Découverte étonnante, forte, de cette oeuvre d'un des grand représentants - avouons notre surprise de l'entrevoir - de ce qui fut baptisé "Littérature prolétarienne" par l'écrivain français Henri Poulaille (qu'il n'eût de cesse de diffuser) mais qui préexistait bien entendu dans des oeuvres venant du monde entier comme le passionnant "Le peuple d'en bas ( le peuple de l'abîme )" de Jack London, d'un "Même les orties fleurissent" (plus récent) du suédois Harry Martinson et bien entendu des textes immédiatement contemporains d'Henri Barbusse dont cet écrivain engagé du Japon d'entre deux guerre était un fervent lecteur. Cette littérature prolétarienne a donc, un court mais intense moment, existé dans ce Japon que l'on voit, pas forcément à tort, comme si respectueux des traditions, attaché même dans l'horreur à son empereur, facilement militariste et fiers de son armée (la scène où ces malheureux prolétaires comprennent que la troupe appelée par l'intendant ne vient pas pour les défendre contre les mauvais traitements subis mais au contraire pour les remettre, manu militari, au travail est éloquente à ce propos) et pour tout dire, relativement réactionnaire. Cette littérature aurait peut-être pu faire des petits, y compris politiquement, mais le pouvoir en place en décida, très vite et sans doute aussi en examinant le cas soviétique géographiquement très proche (les bâtiments de pêche s'approchent dangereusement, voire dépassent, la frontière maritime d'avec l'URSS, au risque d'être abordés ou coulés. Voir aussi à ce sujet l'expérience de Jack London dans ces eaux très poissonneuse mais gaillardement protégées) d'en couper, pour ainsi dire au sens strict, les têtes pensantes. Ce fut ainsi le cas du jeune Takiji Kobayashi qui fut questionné, torturé, assassiné par la police politique de l'Empereur.
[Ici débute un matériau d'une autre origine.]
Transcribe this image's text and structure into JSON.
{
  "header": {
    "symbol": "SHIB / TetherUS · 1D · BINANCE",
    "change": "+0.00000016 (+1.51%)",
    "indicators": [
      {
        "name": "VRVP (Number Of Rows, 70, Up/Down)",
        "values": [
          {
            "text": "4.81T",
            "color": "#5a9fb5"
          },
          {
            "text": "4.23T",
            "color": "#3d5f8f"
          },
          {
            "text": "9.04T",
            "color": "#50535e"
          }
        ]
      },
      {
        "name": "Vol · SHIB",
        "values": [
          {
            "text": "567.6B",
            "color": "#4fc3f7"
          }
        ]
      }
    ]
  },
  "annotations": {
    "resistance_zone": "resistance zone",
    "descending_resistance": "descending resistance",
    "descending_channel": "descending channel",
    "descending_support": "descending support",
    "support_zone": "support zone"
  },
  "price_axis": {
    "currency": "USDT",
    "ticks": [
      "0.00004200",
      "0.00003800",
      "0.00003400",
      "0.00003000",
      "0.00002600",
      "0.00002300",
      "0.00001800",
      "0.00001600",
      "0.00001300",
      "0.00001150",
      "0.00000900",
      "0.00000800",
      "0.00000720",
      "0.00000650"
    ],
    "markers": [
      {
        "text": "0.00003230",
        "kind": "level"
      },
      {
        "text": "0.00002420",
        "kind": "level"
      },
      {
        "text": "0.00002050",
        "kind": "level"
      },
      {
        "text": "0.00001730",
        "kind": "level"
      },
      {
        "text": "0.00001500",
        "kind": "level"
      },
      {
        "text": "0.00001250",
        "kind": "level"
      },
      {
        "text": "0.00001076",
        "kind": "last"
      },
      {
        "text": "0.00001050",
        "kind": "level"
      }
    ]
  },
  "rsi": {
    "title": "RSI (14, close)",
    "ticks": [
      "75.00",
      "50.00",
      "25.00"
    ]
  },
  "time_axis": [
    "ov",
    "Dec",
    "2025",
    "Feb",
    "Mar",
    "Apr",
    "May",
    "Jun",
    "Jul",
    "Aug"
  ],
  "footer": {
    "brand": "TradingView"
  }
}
Il n'avait pas trente ans.

Etant l'une des têtes de proue de ce mouvement, celui-ci perdit très vite de sa force dans ce Japon de plus en plus militarisé, engagé dans une politique monstrueuse de colonisation à outrance dans toute sa sphère d'influence Pacifique, jusqu'à son engagement fatal dans la seconde guerre mondiale.

Cela ne fait que quelques décennies que l'oeuvre et le parcours singulier de cet écrivain de très grand talent est redécouverte dans son pays. La crise économique longue, dure, larvée que le pays connait après avoir eu quelques trente années de croissance phénoménale n'y est sans doute pas pour rien. L'écho que provoque la redécouverte de ces textes là-bas y est puissant. Signe des temps, c'est aussi maintenant que cet auteur connait un cycle jamais vu de premières traductions - comme en France - ou de retraduction - en Allemagne...-. Serait-ce à dire que ces ouvriers meurtris, esclavagisés de la fin des années vingt ont encore des choses à nous dire sur notre présent...? C'est, à tout le moins, fort possible !
Quoi qu'il en soit, "Le bateau-usine" est de ces ouvrages qui ne peuvent laisser indifférent.
Beau et terrible à la fois, ce "merdier" !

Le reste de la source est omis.